How Republicans Plan to Keep the House, Even as They Lose Votes
The Redistricting Majority Project headed by the Republican State Leadership Committee (RSLC), also known as REDMAP, is designed to win state legislative seats that impact congressional redistricting. Before we delve into this, a history of redistricting is in order.
The number of each state's congressional House seats are determined by the census, which is taken every ten years, in a process known as reapportionment. As each congressional district is supposed to reflect changes in population and contain roughly the same number of people, they are generally redrawn by the state legislatures after each census.
The idea of the congressional district did not come into the American lexicon until around 1842 when Congress passed its first redistricting standards. Currently, the U.S. abides by the 1941 and 1967 laws which govern redistricting.
The individuals that are in charge of redrawing district maps are legislators themselves which creates a conflict of interest. It can result in gerrymandering — the process of redrawing boundaries to favor one electoral party of another.
One of the more infamous cases of gerrymandering occurred in 2003 in the state of Texas. Former House majority leader Tom DeLay along with other Republicans, redrew the Texas congressional map so that it added five Republicans to the state’s delegation. The plan sparked outrage by Democrats who fled to neighboring states in protest.
Sections two and five of the Voting Rights Act of 1965 specifically address redistricting. Section two prohibits voting practices and procedures that discriminate on the basis of race, color, or membership of a minority group. Section five of the VRA applies to sixteen states with past discriminatory voting laws. These states must submit redistricting plans to the United States District Court of District Columbia, or to the Attorney General. The proposed redistricting plans must prove that they will not be discriminatory in purpose or effect.
Supreme Court challenges to the VRA face an uphill battle. The Tom DeLay case was grouped with two other cases and submitted to the Supreme Court on the basis that it was in violation of section two of the VRA. The Supreme Court held that the DeLay plan was constitutional, but that one section of the plan was not.
In part because of the outcome of the DeLay case there is little fear that accusations of violating the VRA will have any actual adverse affect on districts that have been redrawn.
In 2010 the RSLC planned to win control of state legislatures with an eye to which states would be most likely to gain seats based on the 2010 Census data.
This is from their website:
“Controlling the redistricting process in these states would have the greatest impact on determining how both state legislative and congressional district boundaries would be drawn.

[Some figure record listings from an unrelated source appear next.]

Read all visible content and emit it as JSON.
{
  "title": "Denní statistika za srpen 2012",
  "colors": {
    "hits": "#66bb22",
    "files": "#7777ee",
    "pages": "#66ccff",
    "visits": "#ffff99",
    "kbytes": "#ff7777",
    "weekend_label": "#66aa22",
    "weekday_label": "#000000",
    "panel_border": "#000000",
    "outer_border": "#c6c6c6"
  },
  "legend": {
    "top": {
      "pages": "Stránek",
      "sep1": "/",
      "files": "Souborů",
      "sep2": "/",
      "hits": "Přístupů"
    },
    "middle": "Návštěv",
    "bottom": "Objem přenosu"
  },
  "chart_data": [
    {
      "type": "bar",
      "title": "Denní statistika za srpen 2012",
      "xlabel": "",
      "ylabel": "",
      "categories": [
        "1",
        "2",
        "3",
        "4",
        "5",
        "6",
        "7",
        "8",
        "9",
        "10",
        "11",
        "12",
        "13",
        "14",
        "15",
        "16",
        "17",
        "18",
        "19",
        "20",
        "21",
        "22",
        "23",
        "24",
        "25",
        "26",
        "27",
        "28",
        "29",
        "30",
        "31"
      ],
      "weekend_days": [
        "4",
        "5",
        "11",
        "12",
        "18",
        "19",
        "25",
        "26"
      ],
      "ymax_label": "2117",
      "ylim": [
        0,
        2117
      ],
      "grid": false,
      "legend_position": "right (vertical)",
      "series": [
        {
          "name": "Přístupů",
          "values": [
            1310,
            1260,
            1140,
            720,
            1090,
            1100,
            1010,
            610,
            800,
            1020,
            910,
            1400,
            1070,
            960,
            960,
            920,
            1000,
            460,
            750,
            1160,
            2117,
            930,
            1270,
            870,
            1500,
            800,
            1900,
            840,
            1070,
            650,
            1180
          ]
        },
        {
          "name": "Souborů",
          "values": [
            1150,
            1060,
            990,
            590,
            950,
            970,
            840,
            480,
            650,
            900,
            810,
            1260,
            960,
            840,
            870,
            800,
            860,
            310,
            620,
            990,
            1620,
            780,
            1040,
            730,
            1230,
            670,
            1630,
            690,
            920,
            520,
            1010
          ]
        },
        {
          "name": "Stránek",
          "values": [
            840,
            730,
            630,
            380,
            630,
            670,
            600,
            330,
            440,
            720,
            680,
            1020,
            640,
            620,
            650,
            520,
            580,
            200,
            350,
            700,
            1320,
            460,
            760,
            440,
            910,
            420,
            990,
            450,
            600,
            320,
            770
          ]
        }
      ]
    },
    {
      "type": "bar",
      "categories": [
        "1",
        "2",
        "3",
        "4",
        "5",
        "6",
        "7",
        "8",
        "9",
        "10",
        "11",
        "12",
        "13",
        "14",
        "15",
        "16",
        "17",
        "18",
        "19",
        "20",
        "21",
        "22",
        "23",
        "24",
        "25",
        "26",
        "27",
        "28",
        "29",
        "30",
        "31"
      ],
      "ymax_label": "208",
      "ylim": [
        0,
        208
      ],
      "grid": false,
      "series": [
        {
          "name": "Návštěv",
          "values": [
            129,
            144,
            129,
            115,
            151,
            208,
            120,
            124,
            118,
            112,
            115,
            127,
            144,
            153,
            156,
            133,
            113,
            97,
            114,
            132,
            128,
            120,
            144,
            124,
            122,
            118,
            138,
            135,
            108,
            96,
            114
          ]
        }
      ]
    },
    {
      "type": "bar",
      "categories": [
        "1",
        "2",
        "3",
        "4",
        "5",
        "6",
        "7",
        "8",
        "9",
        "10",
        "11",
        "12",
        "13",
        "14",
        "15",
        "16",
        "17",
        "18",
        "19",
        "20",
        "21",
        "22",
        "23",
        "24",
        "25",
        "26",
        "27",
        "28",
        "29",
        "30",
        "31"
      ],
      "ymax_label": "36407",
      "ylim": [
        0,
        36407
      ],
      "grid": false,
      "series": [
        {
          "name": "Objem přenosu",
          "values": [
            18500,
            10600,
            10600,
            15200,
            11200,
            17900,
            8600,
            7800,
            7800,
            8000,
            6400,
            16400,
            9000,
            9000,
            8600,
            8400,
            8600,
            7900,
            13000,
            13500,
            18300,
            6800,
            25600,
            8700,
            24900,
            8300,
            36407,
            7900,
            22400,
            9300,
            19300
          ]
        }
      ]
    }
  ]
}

Drawing new district lines in states with the most redistricting activity presented the opportunity to solidify conservative policymaking at the state level and maintain a Republican stronghold in the U.S. House of Representatives for the next decade.”
“Democratic candidates for the U.S. House won 1.1 million more votes than their Republican opponents.”

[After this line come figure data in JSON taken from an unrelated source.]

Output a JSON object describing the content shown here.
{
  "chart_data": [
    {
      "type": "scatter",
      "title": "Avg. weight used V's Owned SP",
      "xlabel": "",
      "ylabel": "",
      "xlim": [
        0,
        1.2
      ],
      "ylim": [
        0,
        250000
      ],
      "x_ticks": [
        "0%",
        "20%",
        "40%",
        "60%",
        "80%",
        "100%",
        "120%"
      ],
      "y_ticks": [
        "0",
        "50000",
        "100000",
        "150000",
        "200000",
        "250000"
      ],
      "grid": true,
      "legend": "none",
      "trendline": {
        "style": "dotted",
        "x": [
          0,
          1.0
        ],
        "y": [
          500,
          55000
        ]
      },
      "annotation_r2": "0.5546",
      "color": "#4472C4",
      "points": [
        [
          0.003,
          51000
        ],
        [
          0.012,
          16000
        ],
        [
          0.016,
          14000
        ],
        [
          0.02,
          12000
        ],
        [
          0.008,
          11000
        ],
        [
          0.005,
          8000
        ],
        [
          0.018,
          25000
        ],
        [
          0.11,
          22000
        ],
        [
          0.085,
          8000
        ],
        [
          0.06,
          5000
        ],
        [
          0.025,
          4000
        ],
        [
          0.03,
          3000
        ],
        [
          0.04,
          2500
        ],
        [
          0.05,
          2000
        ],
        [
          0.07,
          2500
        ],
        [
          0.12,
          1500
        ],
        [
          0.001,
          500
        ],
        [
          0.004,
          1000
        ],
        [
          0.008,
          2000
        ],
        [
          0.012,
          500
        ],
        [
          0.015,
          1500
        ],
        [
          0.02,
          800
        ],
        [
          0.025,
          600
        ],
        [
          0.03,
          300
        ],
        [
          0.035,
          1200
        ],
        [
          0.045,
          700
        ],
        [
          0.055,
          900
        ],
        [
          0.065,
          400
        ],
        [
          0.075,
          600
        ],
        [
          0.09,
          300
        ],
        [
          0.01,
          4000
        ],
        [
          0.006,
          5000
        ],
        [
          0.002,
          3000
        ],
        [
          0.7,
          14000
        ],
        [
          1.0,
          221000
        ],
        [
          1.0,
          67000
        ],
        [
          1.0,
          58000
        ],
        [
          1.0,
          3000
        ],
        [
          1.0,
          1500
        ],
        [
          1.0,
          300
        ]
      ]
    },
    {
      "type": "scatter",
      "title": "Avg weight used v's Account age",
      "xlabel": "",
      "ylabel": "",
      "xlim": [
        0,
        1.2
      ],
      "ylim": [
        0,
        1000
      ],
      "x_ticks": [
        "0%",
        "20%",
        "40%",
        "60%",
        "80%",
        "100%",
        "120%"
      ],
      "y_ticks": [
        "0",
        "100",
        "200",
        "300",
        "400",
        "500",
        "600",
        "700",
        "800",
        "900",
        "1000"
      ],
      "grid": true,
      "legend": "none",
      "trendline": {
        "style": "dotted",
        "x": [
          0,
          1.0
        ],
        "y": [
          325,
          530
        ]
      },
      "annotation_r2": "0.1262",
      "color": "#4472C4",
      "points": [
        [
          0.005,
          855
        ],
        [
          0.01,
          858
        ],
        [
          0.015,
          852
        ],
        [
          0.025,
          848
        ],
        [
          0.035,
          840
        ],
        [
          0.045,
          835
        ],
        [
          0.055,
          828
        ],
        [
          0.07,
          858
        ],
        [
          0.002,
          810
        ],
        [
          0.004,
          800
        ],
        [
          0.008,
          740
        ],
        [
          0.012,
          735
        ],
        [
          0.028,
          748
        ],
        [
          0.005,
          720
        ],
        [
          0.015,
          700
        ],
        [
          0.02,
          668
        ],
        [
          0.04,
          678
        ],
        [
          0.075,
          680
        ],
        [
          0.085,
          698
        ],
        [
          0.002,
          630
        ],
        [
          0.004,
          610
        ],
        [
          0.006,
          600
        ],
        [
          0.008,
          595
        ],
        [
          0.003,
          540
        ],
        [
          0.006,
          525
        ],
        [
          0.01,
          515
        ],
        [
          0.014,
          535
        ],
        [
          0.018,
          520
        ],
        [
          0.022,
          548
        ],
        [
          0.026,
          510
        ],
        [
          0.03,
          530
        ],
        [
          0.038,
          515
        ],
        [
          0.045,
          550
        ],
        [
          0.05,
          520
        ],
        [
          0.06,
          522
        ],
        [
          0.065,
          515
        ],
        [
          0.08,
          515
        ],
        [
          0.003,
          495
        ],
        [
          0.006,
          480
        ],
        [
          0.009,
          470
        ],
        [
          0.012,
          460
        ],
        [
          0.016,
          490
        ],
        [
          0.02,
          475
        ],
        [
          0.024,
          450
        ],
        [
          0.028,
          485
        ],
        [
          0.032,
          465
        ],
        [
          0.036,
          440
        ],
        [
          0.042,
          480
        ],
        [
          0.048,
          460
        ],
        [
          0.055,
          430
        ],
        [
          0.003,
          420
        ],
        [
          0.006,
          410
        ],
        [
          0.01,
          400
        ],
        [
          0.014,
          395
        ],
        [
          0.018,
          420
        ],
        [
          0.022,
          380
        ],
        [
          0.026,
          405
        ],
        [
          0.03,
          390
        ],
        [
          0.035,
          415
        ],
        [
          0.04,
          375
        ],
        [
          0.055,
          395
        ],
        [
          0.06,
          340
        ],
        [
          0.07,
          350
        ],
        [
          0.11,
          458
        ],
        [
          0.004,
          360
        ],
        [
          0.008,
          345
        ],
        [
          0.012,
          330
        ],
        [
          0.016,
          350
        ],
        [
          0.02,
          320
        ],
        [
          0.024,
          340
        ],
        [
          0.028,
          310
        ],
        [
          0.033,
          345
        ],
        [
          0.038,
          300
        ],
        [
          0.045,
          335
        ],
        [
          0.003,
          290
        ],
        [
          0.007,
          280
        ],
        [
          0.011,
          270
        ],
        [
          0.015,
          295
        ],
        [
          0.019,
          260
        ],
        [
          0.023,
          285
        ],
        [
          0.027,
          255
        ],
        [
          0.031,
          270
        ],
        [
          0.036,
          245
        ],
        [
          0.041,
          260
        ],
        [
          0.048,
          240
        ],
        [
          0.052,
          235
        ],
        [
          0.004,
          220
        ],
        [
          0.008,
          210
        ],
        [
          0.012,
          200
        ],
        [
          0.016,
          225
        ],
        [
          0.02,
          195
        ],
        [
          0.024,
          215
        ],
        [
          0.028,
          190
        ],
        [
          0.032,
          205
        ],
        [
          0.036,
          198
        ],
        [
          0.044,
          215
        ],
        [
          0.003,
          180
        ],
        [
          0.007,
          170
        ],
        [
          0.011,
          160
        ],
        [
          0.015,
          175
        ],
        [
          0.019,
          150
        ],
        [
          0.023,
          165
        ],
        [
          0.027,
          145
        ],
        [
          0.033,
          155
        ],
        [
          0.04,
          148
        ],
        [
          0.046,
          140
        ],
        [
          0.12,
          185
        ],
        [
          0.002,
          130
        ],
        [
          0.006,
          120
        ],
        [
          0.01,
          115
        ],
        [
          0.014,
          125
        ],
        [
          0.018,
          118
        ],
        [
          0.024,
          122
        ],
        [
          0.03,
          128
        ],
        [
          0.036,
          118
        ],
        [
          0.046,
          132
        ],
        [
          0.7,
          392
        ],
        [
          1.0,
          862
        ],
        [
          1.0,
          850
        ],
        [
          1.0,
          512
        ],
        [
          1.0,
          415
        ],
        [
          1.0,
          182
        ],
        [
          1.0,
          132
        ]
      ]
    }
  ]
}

So despite the fact that Democrats won more popular votes, they did not gain the majority due to redistricting. This is freely admitted by the website.
The site goes onto to explain how this was done through redistricting. The RSLC pumps money into state house elections. In the instances of Michigan, Ohio, Pennsylvania, despite the fact that voters elected President Obama and Democratic senators, they retained Republican representation in the louse and control of the legislature .
To be clear, Democrats are guilty of gerrymandering as well. One look at the state of Illinois' congressional map will tell you this. This link gives you a good idea of what a gerrymandered district looks like.
Republicans, however, have been incredibly successful in their efforts to redistrict important swing states and states with growing populations in their favor.
So, why does this matter, and how exactly is it relevant?
Obviously it is problematic because it lets politicians decide who the voters are, Republican or Democratic, this can eliminate the voice of the minority population within a congressional district.
The Brennan Center for Justice explains lists some of the other issues with redistricting:
— Packing partisan voters
— Diluting minority voices
— Splitting communities
— Destroying civility
It is very likely that the current stalemate in Congress is caused by the hands of both political parties who have made it almost impossible to elect moderates. An article published in the Washington Post shows us that redistricting in favor of one party or another decreases the number of competitive districts.
Now, some Republicans want to change the way Electoral College votes are apportioned. Instead of having it based off the popular vote, the votes would be given proportionally. The problem is, you guessed it, gerrymandering.
If Republican governors change the way electoral votes are cast so that it is done via congressional district. And if those congressional districts have been stacked in their favor, it would almost certainly have broader implications for the electoral process. The same would be true if Democrats were the ones floating this idea.
Gerrymandering limits the say we have in our Democracy. Redistricting only happens once every ten years, which means that we all have to live with the consequences of redistricting for a long time.